Cinque anni trascorsi in giro per il mondo, centinaia di scatti, migliaia di parole e altrettanti numeri per conseguire l’obiettivo.
Hungry planet. What the world eats – Best Book of the Year 2006 – è uno dei prodotti più interessanti del fotografo
Peter Menzel (Hartford, Connecticut, 1948; vive a Napa, California) e di sua moglie Faith D’Aluisio, giornalista e food stylist, autori fra l’altro anche di
Material world e
Man eating bugs.
Quanto alla mostra, è stata prodotta dalle associazioni Solares e Kuminda di Parma e realizzata da Mandeep, in collaborazione con Grazia Neri. Giunto al suo terzo appuntamento, quindi, il nuovo spazio romano sottolinea l’urgenza di uno sguardo critico e di una maggior sensibilizzazione verso le tematiche sociali attraverso la cultura fotografica.
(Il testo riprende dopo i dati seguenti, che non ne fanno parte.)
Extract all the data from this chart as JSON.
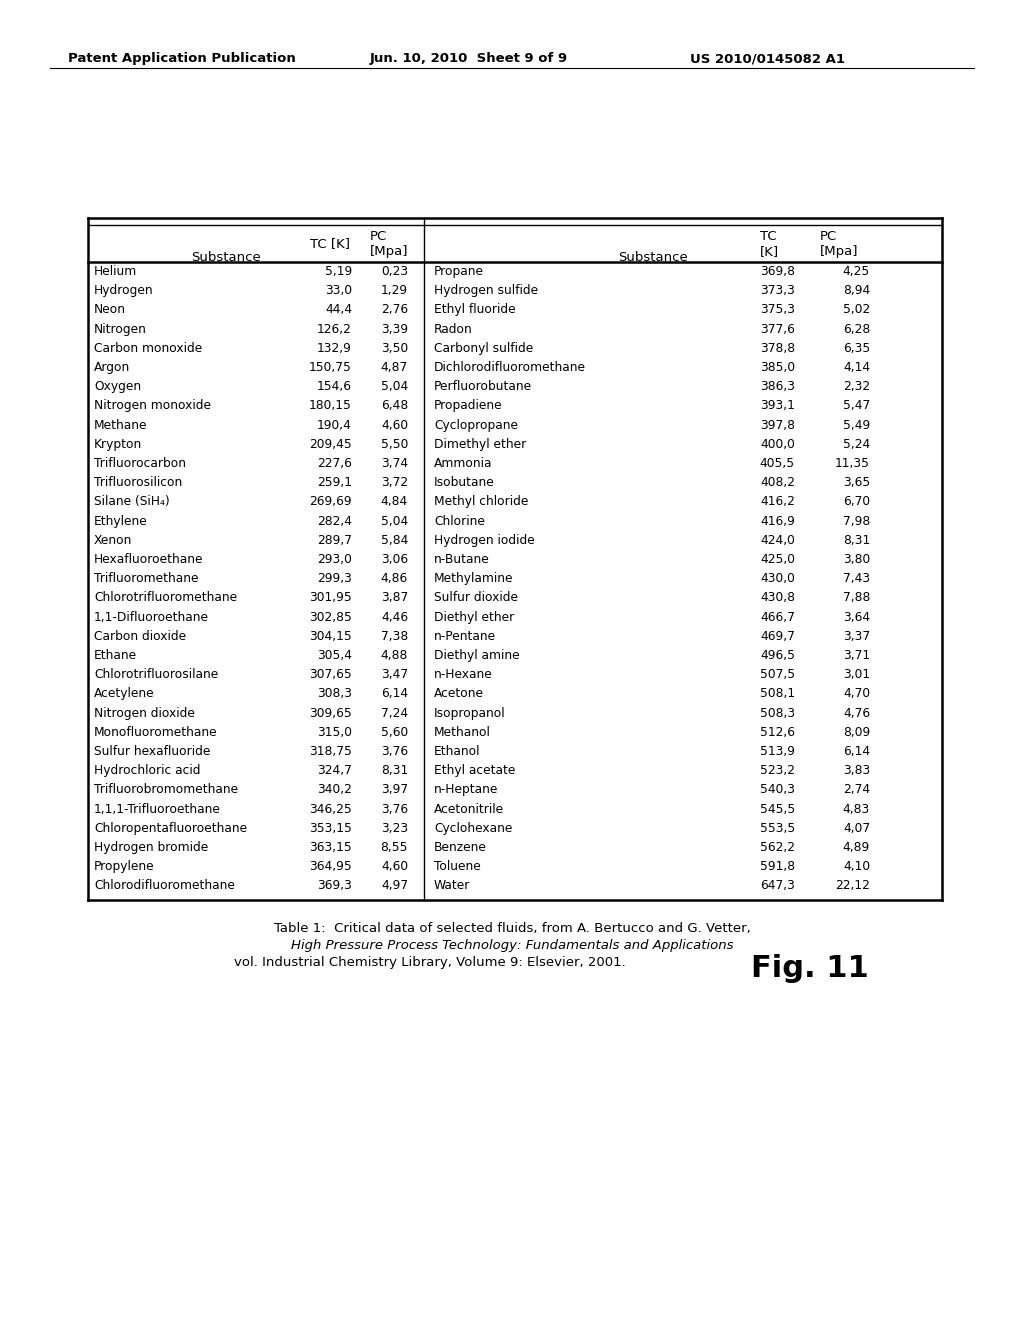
{
  "header_left": "Patent Application Publication",
  "header_mid": "Jun. 10, 2010  Sheet 9 of 9",
  "header_right": "US 2010/0145082 A1",
  "left_data": [
    [
      "Helium",
      "5,19",
      "0,23"
    ],
    [
      "Hydrogen",
      "33,0",
      "1,29"
    ],
    [
      "Neon",
      "44,4",
      "2,76"
    ],
    [
      "Nitrogen",
      "126,2",
      "3,39"
    ],
    [
      "Carbon monoxide",
      "132,9",
      "3,50"
    ],
    [
      "Argon",
      "150,75",
      "4,87"
    ],
    [
      "Oxygen",
      "154,6",
      "5,04"
    ],
    [
      "Nitrogen monoxide",
      "180,15",
      "6,48"
    ],
    [
      "Methane",
      "190,4",
      "4,60"
    ],
    [
      "Krypton",
      "209,45",
      "5,50"
    ],
    [
      "Trifluorocarbon",
      "227,6",
      "3,74"
    ],
    [
      "Trifluorosilicon",
      "259,1",
      "3,72"
    ],
    [
      "Silane (SiH₄)",
      "269,69",
      "4,84"
    ],
    [
      "Ethylene",
      "282,4",
      "5,04"
    ],
    [
      "Xenon",
      "289,7",
      "5,84"
    ],
    [
      "Hexafluoroethane",
      "293,0",
      "3,06"
    ],
    [
      "Trifluoromethane",
      "299,3",
      "4,86"
    ],
    [
      "Chlorotrifluoromethane",
      "301,95",
      "3,87"
    ],
    [
      "1,1-Difluoroethane",
      "302,85",
      "4,46"
    ],
    [
      "Carbon dioxide",
      "304,15",
      "7,38"
    ],
    [
      "Ethane",
      "305,4",
      "4,88"
    ],
    [
      "Chlorotrifluorosilane",
      "307,65",
      "3,47"
    ],
    [
      "Acetylene",
      "308,3",
      "6,14"
    ],
    [
      "Nitrogen dioxide",
      "309,65",
      "7,24"
    ],
    [
      "Monofluoromethane",
      "315,0",
      "5,60"
    ],
    [
      "Sulfur hexafluoride",
      "318,75",
      "3,76"
    ],
    [
      "Hydrochloric acid",
      "324,7",
      "8,31"
    ],
    [
      "Trifluorobromomethane",
      "340,2",
      "3,97"
    ],
    [
      "1,1,1-Trifluoroethane",
      "346,25",
      "3,76"
    ],
    [
      "Chloropentafluoroethane",
      "353,15",
      "3,23"
    ],
    [
      "Hydrogen bromide",
      "363,15",
      "8,55"
    ],
    [
      "Propylene",
      "364,95",
      "4,60"
    ],
    [
      "Chlorodifluoromethane",
      "369,3",
      "4,97"
    ]
  ],
  "right_data": [
    [
      "Propane",
      "369,8",
      "4,25"
    ],
    [
      "Hydrogen sulfide",
      "373,3",
      "8,94"
    ],
    [
      "Ethyl fluoride",
      "375,3",
      "5,02"
    ],
    [
      "Radon",
      "377,6",
      "6,28"
    ],
    [
      "Carbonyl sulfide",
      "378,8",
      "6,35"
    ],
    [
      "Dichlorodifluoromethane",
      "385,0",
      "4,14"
    ],
    [
      "Perfluorobutane",
      "386,3",
      "2,32"
    ],
    [
      "Propadiene",
      "393,1",
      "5,47"
    ],
    [
      "Cyclopropane",
      "397,8",
      "5,49"
    ],
    [
      "Dimethyl ether",
      "400,0",
      "5,24"
    ],
    [
      "Ammonia",
      "405,5",
      "11,35"
    ],
    [
      "Isobutane",
      "408,2",
      "3,65"
    ],
    [
      "Methyl chloride",
      "416,2",
      "6,70"
    ],
    [
      "Chlorine",
      "416,9",
      "7,98"
    ],
    [
      "Hydrogen iodide",
      "424,0",
      "8,31"
    ],
    [
      "n-Butane",
      "425,0",
      "3,80"
    ],
    [
      "Methylamine",
      "430,0",
      "7,43"
    ],
    [
      "Sulfur dioxide",
      "430,8",
      "7,88"
    ],
    [
      "Diethyl ether",
      "466,7",
      "3,64"
    ],
    [
      "n-Pentane",
      "469,7",
      "3,37"
    ],
    [
      "Diethyl amine",
      "496,5",
      "3,71"
    ],
    [
      "n-Hexane",
      "507,5",
      "3,01"
    ],
    [
      "Acetone",
      "508,1",
      "4,70"
    ],
    [
      "Isopropanol",
      "508,3",
      "4,76"
    ],
    [
      "Methanol",
      "512,6",
      "8,09"
    ],
    [
      "Ethanol",
      "513,9",
      "6,14"
    ],
    [
      "Ethyl acetate",
      "523,2",
      "3,83"
    ],
    [
      "n-Heptane",
      "540,3",
      "2,74"
    ],
    [
      "Acetonitrile",
      "545,5",
      "4,83"
    ],
    [
      "Cyclohexane",
      "553,5",
      "4,07"
    ],
    [
      "Benzene",
      "562,2",
      "4,89"
    ],
    [
      "Toluene",
      "591,8",
      "4,10"
    ],
    [
      "Water",
      "647,3",
      "22,12"
    ]
  ],
  "caption_line1": "Table 1:  Critical data of selected fluids, from A. Bertucco and G. Vetter,",
  "caption_line2": "High Pressure Process Technology: Fundamentals and Applications",
  "caption_line3": "vol. Industrial Chemistry Library, Volume 9: Elsevier, 2001.",
  "fig_label": "Fig. 11",
  "background_color": "#ffffff"
}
Trenta le foto esposte, tutte a colori e caratterizzate dalla stessa posa. Immagini gioiose di famiglie (di cui è indicato per nome ogni componente) di ventiquattro Paesi del globo, invitate – e accompagnate dagli stessi autori – a fare la spesa necessaria al loro fabbisogno per un’intera settimana. Alcune cifre accompagnano le immagini: denaro, quantità, statistiche.
Che ci si trovi in Buthan piuttosto che in Ciad o in Australia, il set è uguale per tutti: la cucina, luogo per eccellenza d’intimità e calore domestico. Su ogni tavolo – a eccezione dei Paesi africani e di altri del Sud del mondo, in cui si cucina e si mangia sulla superficie di una stuoia o su una manciata di paglia – sono disposti i prodotti, seguendo lo stesso schema coreografico. Verdure, pesce, cacciagione, succhi di frutta, bottiglie di birra, pizze surgelate (è ricorrente un’improbabile “pizza ai 5 formaggi”, inesistente nella cultura d’origine), ketchup, noodle liofilizzati, corn flakles. Senza dimenticare coloratissimi packaging e persino alcune stecche di sigarette.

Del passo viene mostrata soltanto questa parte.